Around the time of K8 being released, I remember reading official intel roadmaps announced to normal people, and they essentially planned that for at least few more years if not more they will segment into increasingly consumer-only 32bit and IA-64 on the higher end
They were trying to compete with Sun and IBM in the server space (SPARC and Power) and thought that they needed a totally pro architecture (which Itanium was). The baggage of 32-bit x86 would have just slowed it all down. However having an x86-64 would have confused customers in the middle.
Think back then it was all about massive databases - that was where the big money was and x86 wasn't really setup for the top end load patterns of databases (or OLAP data lakes).
In the end, Intel did cannibalize themselves. It wasn’t too long after the Itanium launch that Intel was publicly presenting a roadmap that had Xeons as the appealing mass-market server product.
Yeah they actually survived quite well.
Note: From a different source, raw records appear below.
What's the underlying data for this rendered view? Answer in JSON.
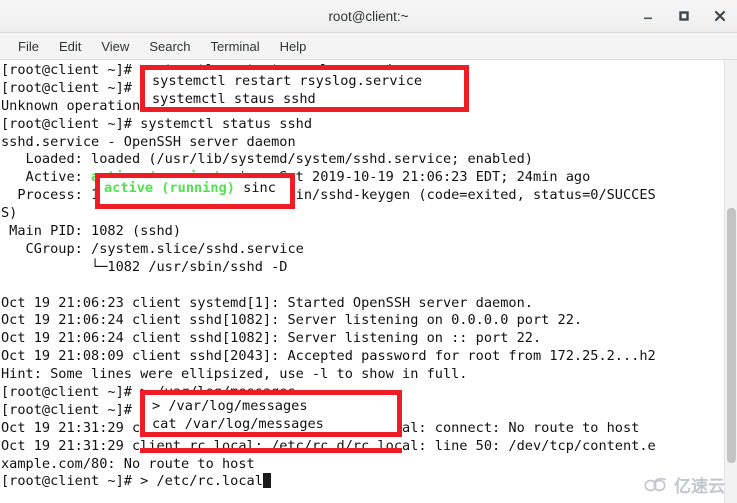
{
  "window": {
    "title": "root@client:~",
    "buttons": {
      "minimize": "minimize",
      "maximize": "maximize",
      "close": "close"
    }
  },
  "menubar": {
    "items": [
      {
        "label": "File"
      },
      {
        "label": "Edit"
      },
      {
        "label": "View"
      },
      {
        "label": "Search"
      },
      {
        "label": "Terminal"
      },
      {
        "label": "Help"
      }
    ]
  },
  "terminal": {
    "prompt": "[root@client ~]#",
    "lines": [
      {
        "text": "[root@client ~]# systemctl restart rsyslog.service"
      },
      {
        "text": "[root@client ~]# systemctl staus sshd"
      },
      {
        "text": "Unknown operation 'staus'."
      },
      {
        "text": "[root@client ~]# systemctl status sshd"
      },
      {
        "text": "sshd.service - OpenSSH server daemon"
      },
      {
        "text": "   Loaded: loaded (/usr/lib/systemd/system/sshd.service; enabled)"
      },
      {
        "text": "   Active: active (running) since Sat 2019-10-19 21:06:23 EDT; 24min ago"
      },
      {
        "text": "  Process: 1071 ExecStartPre=/usr/sbin/sshd-keygen (code=exited, status=0/SUCCES"
      },
      {
        "text": "S)"
      },
      {
        "text": " Main PID: 1082 (sshd)"
      },
      {
        "text": "   CGroup: /system.slice/sshd.service"
      },
      {
        "text": "           └─1082 /usr/sbin/sshd -D"
      },
      {
        "text": ""
      },
      {
        "text": "Oct 19 21:06:23 client systemd[1]: Started OpenSSH server daemon."
      },
      {
        "text": "Oct 19 21:06:24 client sshd[1082]: Server listening on 0.0.0.0 port 22."
      },
      {
        "text": "Oct 19 21:06:24 client sshd[1082]: Server listening on :: port 22."
      },
      {
        "text": "Oct 19 21:08:09 client sshd[2043]: Accepted password for root from 172.25.2...h2"
      },
      {
        "text": "Hint: Some lines were ellipsized, use -l to show in full."
      },
      {
        "text": "[root@client ~]# > /var/log/messages"
      },
      {
        "text": "[root@client ~]# cat /var/log/messages"
      },
      {
        "text": "Oct 19 21:31:29 client rc.local: /etc/rc.d/rc.local: connect: No route to host"
      },
      {
        "text": "Oct 19 21:31:29 client rc.local: /etc/rc.d/rc.local: line 50: /dev/tcp/content.e"
      },
      {
        "text": "xample.com/80: No route to host"
      },
      {
        "text": "[root@client ~]# > /etc/rc.local"
      }
    ],
    "active_status_text": "active (running)",
    "active_status_color": "#4ee44e",
    "current_command": "[root@client ~]# > /etc/rc.local"
  },
  "annotations": {
    "highlight_color": "#ee1c25",
    "box1": {
      "line1": "systemctl restart rsyslog.service",
      "line2": "systemctl staus sshd"
    },
    "box2": {
      "prefix": "active (running)",
      "suffix": " sinc"
    },
    "box3": {
      "line1": "> /var/log/messages",
      "line2": "cat /var/log/messages"
    }
  },
  "watermark": {
    "text": "亿速云"
  }
}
Who knows how much they put into Itanium but in the end they did pull the plug and Xeons dominated the market for years.
They even had a chance with mobile chips using ATOM but ARM was too compelling and I think Apple was sick of the Intel dependency so when there was an opportunity in the mobile space to not be so deeply tied to Intel they took it.
I think the difference was that replacing Itaniums with Xeons on the roadmap didn't seriously hurt margins (probably helped!)
The problem with mobile was that it fundamentally required low-margin products, and Intel never (or way too late) realized that was a kind of business they should want to be in.
> and thought that they needed a totally pro architecture (which Itanium was).
Was it though ? They made a new CPU from scratch, promissing to replace Alpha, PA-RISC and MIPS, but the first release was a flop.
The only "win" of Itanium that I see, is that it eliminated some competitors in low and medium end server market: MIPS and PA-RISC, with SPARC being on life support.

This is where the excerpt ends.